28 févr. 2015

L'apprentissage auprès de Jean Roudaut

A travers Jean Roudaut, j'ai revu beaucoup de souvenirs. Deux des souvenirs ont été évoqués dans l'article précédent. Ils concernent l'apprentissage. L'apprentissage n'a pas d'âge, ai-je appris de ma seconde mère, Thérèse Weingärtner, qui s'est mise à apprendre l'italien et le français pour rivaliser avec moi comme elle prétendait. Le français, elle en savait quelque chose depuis l'école et depuis que sa maison avait abrité des soldats français lors de la guerre 14-18. L'italien, elle y a pris goût au cours de ses voyages en Italie. Elle était une touriste assidue de Rome, des Soeurs dell'Addolorata sur Via Paolo III où elle était toujours installée par son agence de voyage. Son désir d'apprendre, de lire, de parler une autre langue en dépit de son âge avancé, m'a impressionné.
Le dernier cours magistral que M. Roudaut avait enseigné à Fribourg s'intitulait "La littérature et la mort". J'ai été, comme plusieurs étudiants, impressionné par la présence discrète de son collègue Rudi Imbach aux premiers bancs de l'Aula magna. Ensemble, nous suivions les réflexions de l'illustre critique littéraire. J'évoque souvent ce cas pour montrer la simplicité affichée par ce spécialiste de philosophie médievale. Je ne saurai évaluer ce qu'il en a tiré. L'image que je me fais des cours de Fribourg s'apparente à celle d'un dictionnaire que tout le monde consulte et y trouve son compte. Les étudiants suivaient ces cours quel que soit leur niveau d'étude, et chacun y apprenait ce qu'il y cherchait. Comme  les autres auditeurs, j'avais savouré cette apparition de notre maître.

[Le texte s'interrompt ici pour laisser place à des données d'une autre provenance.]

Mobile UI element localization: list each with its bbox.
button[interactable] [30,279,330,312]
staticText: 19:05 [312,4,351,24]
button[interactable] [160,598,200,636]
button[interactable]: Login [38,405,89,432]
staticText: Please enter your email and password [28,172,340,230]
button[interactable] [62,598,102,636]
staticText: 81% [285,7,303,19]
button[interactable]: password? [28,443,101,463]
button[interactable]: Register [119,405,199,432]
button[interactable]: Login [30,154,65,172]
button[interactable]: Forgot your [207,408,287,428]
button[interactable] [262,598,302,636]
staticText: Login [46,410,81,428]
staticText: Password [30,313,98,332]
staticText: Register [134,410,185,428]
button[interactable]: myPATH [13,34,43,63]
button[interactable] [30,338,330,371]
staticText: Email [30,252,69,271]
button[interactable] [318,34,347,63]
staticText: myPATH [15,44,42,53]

Degrés de Butor avait fait l'objet d'un séminaire animé par Roudaut. Cette oeuvre indigeste basée sur la mémoire d'une classe d'école nous a donné l'occasion d'en discuter avec l'auteur Michel Butor. Une séance unique dans l'histoire de mes études. Ce jour-là, une étudiante allémanique dont le nom ne me revient plus, - je garde toutefois son visage en mémoire - a démonté les articulations fondamentales de Degrés et démontré par une lecture originale la genèse de l'oeuvre à la grande surprise de l'écrivain. Butor en est resté éberlué. Il a appris d'une étudiante géniale comment il avait écrit Degrés. Je garde de Michel Butor le souvenir d'un monsieur toujours habillé en salopette comme un mécanicien, d'un ingénieur du texte à l'imaginaire débordant. Au cours d'une autre conférence, Butor affirma que la vraie littérature se trouve dans le "bottin téléphonique."

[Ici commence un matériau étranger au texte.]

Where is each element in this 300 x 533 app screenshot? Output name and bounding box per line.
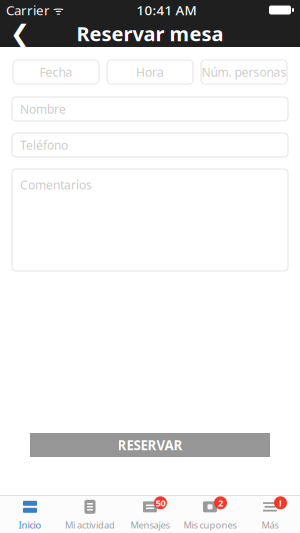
staticText: Más — [262, 519, 278, 531]
staticText: Comentarios — [20, 177, 92, 193]
staticText: ❮ — [10, 20, 30, 47]
button[interactable]: Mi actividad — [60, 496, 120, 532]
button[interactable]: Comentarios — [12, 169, 288, 271]
staticText: 50 — [156, 497, 166, 509]
staticText: Hora — [136, 64, 164, 80]
button[interactable]: Hora — [107, 60, 193, 84]
staticText: Reservar mesa — [76, 20, 224, 47]
staticText: 10:41 AM — [136, 1, 196, 19]
staticText: Nombre — [20, 101, 66, 117]
button[interactable]: Teléfono — [12, 133, 288, 157]
button[interactable]: ! — [240, 496, 300, 532]
staticText: ! — [279, 497, 282, 509]
staticText: Mis cupones — [184, 519, 236, 531]
button[interactable]: Fecha — [13, 60, 99, 84]
button[interactable]: Back — [0, 20, 40, 47]
staticText: Carrier — [6, 1, 50, 19]
staticText: RESERVAR — [118, 436, 182, 454]
button[interactable]: Nombre — [12, 97, 288, 121]
staticText: Inicio — [18, 519, 42, 531]
staticText: ᯤ — [50, 2, 64, 18]
staticText: Núm. personas — [202, 64, 286, 80]
button[interactable]: 50 — [120, 496, 180, 532]
staticText: Mensajes — [130, 519, 170, 531]
button[interactable]: Núm. personas — [201, 60, 287, 84]
button[interactable]: RESERVAR — [30, 433, 270, 457]
staticText: 2 — [218, 497, 223, 509]
button[interactable]: 2 — [180, 496, 240, 532]
button[interactable]: Inicio — [0, 496, 60, 532]
staticText: Mi actividad — [65, 519, 115, 531]
staticText: Fecha — [40, 64, 72, 80]
staticText: Teléfono — [20, 137, 68, 153]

Pour nous expliquer le surréalisme, M. Roudaut a évoqué le passage chez lui à la maison en Grèce de Jacques Lacan. A l'époque, avait-il commenté, le confort était relativement modeste chez un professeur d'université. Lacan le matin s'est habillé d'un costume complet blanc et a mis des chaussures mocassin de couleur verte. Le Breton affectionnait particulièrement une veste de velours grise. Pour les séminaires, l'étudiant était tenu de lui faire parvenir une semaine avant le texte. Et trente-minutes avant l'exposé, M. Roudaut rencontrait le présentateur ou la présentatrice autour d'un café pour des remarques et des instructions. L'apprentissage auprès du maître suivait un rite demeuré inchangé pendant des années et menait à une véritable rédemption de l'étudiant.
Cet historien de l'art qui a maîtrisé, pas comme deux au monde, Baudelaire, Mallarmé, Flaubert, Proust et René Char pour lequel il a préfacé l'édition classique était surtout un savant pragmatique du terrain. A la question de savoir où il fallait puiser des noms pour son roman, il renvoyait aux pierres tombales des cimetières. Une mine inépuisable de noms en plus d'un lieu de méditation sur l'être et le monde.